This thesis evaluates two linguistic approaches to literary translation. The study examines two Norwegian translations of poetic texts by Leonard Cohen – one song and one poem. The analyses and evaluations are from the point of view of Systemic Functional Grammar and Relevance Theory. The research includes evaluations of the applicability of the two approaches to translation criticism, as well as a comparison of the two translations based on the translator’s choices and intentions.
Results showed that when translating the song, the translator had made sacrifices in semantic representations in order to prioritise prosodic elements (rhyming and rhythm). The translated song had also gone through a cultural filter and undergone changes in situation. The target text was a version rather than a translation of the source text. When translating the poem, however, the translator had aimed for resemblance both on a semantic and pragmatic level.

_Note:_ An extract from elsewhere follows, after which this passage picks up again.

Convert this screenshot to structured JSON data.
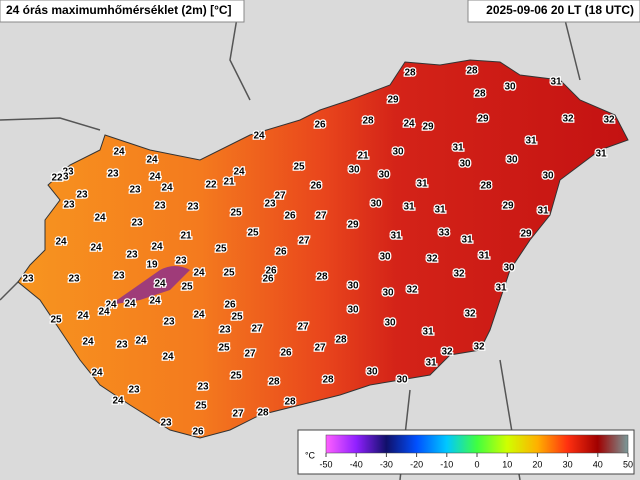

The systemic functional approach made it possible to apply labels to the constituents in the individual clauses in the texts. This helped to identify the translator’s choices and whether the translated texts were functionally equivalent to the source texts. The relevance-theoretic approach made it possible to consider and describe the poetic effects and interpretative resemblance of the translations.
While there were limitations to both theories, they did to some extent complement each other. Systemic Functional Linguistics provided a useful framework for categorising the translator’s semantic choices, while Relevance Theory provided a vocabulary for describing the cognitive effects and poetic value of the translator’s choices.